Sometimes I wonder if I am screwing up my kids or if they are screwing up me. A part of me has always thought that somehow my mother’s issues became my issues, and as hard as I try not to be like my mother…I’ve become my mother. Frankly, I think mothers are the reason therapists have jobs.
So, as I raise my daughters, I worry how much my issues and neuroses have affected them. Am I setting them up for years of therapy?
Therapy around our house is commonplace. For the last six years, one or all of us has seen a therapist on a fairly regular basis. Therapy has helped us diagnosis, understand, and cope with our children’s reactive attachment disorder.
It’s not just RAD that we are treating. RAD comes in many shapes and sizes, with varying degrees of severity. Both my daughters are on the mild end of RAD, but their issues are night and day different from each other. Elle reacts to life with no emotion and Bunny emotionally overreacts to life.
Caught in between these two very different RAD forces, is me. I suffer from Post Traumatic Stress Disorder (PTSD.) PTSD is an anxiety disorder that can develop after exposure to any event that results in psychological trauma, and many RAD parents suffer from PTSD in one form or another.
Symptoms of PTSD can vary widely, but the symptoms that plague me are hopelessness, difficulty sleeping, irritability, anger, hyper vigilance, exaggerated startle response, fatigue, depression, disconnection to others, and an increase in stress on significant relationships.
My daughters’ RAD isn’t the cause of my PTSD, although it could be. Its roots can be traced back to a diagnosis of breast cancer and the sudden death of my first husband in a plane crash. For the last fifteen years, I have lived life shrouded in PTSD.
When I adopted Elle and feelings of hopelessness and loss of control wouldn’t go away, I thought it was just an adjustment to being a new mother. Then Bunny came and I still didn’t feel happy and motherhood wasn’t turning out to be much fun.
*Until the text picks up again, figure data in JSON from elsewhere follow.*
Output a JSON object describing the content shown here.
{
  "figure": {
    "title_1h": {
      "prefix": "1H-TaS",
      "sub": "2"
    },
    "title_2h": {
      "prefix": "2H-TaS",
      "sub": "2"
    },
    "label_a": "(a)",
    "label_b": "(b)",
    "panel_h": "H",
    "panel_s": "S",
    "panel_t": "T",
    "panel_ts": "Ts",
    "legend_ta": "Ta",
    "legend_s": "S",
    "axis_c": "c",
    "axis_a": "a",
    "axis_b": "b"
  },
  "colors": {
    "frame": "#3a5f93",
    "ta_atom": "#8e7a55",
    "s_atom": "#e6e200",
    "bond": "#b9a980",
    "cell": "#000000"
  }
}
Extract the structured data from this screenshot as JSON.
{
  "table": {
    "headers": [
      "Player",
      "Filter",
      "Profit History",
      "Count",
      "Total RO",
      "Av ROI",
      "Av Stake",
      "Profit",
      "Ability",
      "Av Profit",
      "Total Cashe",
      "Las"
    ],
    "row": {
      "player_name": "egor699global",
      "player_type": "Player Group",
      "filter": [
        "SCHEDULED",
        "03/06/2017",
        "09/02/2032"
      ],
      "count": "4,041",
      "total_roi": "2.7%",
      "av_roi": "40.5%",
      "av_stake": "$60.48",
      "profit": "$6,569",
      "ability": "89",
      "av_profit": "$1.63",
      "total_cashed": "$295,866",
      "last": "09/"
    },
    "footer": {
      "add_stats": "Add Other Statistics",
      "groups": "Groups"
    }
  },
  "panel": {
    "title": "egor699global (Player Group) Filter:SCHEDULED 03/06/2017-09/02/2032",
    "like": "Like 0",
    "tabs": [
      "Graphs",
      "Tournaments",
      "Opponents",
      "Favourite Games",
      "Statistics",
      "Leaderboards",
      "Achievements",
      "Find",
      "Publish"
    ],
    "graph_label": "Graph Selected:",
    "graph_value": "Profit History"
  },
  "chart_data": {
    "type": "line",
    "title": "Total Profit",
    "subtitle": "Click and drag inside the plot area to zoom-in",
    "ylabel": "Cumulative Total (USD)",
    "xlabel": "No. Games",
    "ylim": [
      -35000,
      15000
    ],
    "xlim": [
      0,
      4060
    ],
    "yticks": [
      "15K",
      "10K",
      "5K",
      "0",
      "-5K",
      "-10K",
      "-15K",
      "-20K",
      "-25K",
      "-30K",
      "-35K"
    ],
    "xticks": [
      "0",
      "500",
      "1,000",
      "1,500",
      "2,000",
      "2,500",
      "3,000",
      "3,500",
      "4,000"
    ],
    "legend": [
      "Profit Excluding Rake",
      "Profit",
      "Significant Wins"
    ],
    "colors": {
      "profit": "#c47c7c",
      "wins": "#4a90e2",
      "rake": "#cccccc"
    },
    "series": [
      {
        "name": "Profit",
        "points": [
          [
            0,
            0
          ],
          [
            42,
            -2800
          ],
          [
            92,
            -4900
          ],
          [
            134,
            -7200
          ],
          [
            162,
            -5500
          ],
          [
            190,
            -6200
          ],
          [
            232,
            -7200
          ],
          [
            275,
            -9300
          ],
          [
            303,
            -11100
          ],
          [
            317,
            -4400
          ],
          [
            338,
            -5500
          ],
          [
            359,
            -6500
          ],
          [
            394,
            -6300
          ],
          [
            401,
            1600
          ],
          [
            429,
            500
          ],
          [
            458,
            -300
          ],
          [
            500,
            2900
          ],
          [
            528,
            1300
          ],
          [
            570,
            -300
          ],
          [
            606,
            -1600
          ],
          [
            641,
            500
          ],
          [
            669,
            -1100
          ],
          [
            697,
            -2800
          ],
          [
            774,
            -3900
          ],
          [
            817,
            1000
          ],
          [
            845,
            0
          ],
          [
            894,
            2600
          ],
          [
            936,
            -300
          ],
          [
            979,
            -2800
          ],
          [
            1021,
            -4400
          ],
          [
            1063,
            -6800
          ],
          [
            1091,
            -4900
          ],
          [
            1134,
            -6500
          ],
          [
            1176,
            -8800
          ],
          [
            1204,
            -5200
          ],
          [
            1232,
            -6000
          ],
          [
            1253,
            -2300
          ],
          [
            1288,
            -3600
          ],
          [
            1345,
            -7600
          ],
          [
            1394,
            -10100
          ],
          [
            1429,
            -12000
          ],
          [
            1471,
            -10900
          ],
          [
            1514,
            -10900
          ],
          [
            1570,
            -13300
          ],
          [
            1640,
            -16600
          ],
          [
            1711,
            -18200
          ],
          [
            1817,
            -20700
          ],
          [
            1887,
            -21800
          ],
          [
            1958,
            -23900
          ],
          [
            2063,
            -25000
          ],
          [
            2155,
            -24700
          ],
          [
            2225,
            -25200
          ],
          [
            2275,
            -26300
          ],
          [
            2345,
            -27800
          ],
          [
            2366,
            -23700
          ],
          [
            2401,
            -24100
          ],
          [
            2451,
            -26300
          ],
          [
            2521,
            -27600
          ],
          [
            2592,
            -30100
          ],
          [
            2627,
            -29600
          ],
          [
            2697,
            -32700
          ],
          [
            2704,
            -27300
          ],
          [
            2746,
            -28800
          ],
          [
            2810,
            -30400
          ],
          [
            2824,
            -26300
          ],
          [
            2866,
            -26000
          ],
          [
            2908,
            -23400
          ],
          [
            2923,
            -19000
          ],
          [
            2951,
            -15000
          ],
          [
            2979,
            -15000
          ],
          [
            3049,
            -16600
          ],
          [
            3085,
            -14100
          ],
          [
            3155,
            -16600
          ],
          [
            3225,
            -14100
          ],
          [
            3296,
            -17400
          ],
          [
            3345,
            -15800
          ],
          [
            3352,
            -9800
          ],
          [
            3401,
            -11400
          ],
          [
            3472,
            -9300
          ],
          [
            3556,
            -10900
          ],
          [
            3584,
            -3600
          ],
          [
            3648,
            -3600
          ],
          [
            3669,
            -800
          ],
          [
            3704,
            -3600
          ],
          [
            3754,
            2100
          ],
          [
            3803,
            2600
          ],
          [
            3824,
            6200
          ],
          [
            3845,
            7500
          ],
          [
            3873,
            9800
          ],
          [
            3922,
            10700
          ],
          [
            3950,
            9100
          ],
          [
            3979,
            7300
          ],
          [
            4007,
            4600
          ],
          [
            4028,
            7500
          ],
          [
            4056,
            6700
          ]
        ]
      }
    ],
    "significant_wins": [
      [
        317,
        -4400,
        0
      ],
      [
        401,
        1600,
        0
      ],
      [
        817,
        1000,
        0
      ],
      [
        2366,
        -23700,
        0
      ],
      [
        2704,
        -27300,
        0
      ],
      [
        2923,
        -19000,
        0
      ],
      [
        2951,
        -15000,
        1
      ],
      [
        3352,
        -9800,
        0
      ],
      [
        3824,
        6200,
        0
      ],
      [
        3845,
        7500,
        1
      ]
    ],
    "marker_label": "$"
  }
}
As the years passed, the symptoms worsened, coinciding with the diagnosis of my daughters’ RAD. But, there is a light at the end of the tunnel. Through therapy I’ve learned that I have never processed the grief of my breast cancer, and I’ve never processed the grief of losing my first husband. I am stuck. I’ve glossed over these very traumatic events in my life and slapped on a smile.
In order for my daughters to heal, I must be healed, and that’s OK. I would like to look at life with joy and happiness, taking pride in knowing that I’m not screwing them up…I am making them better.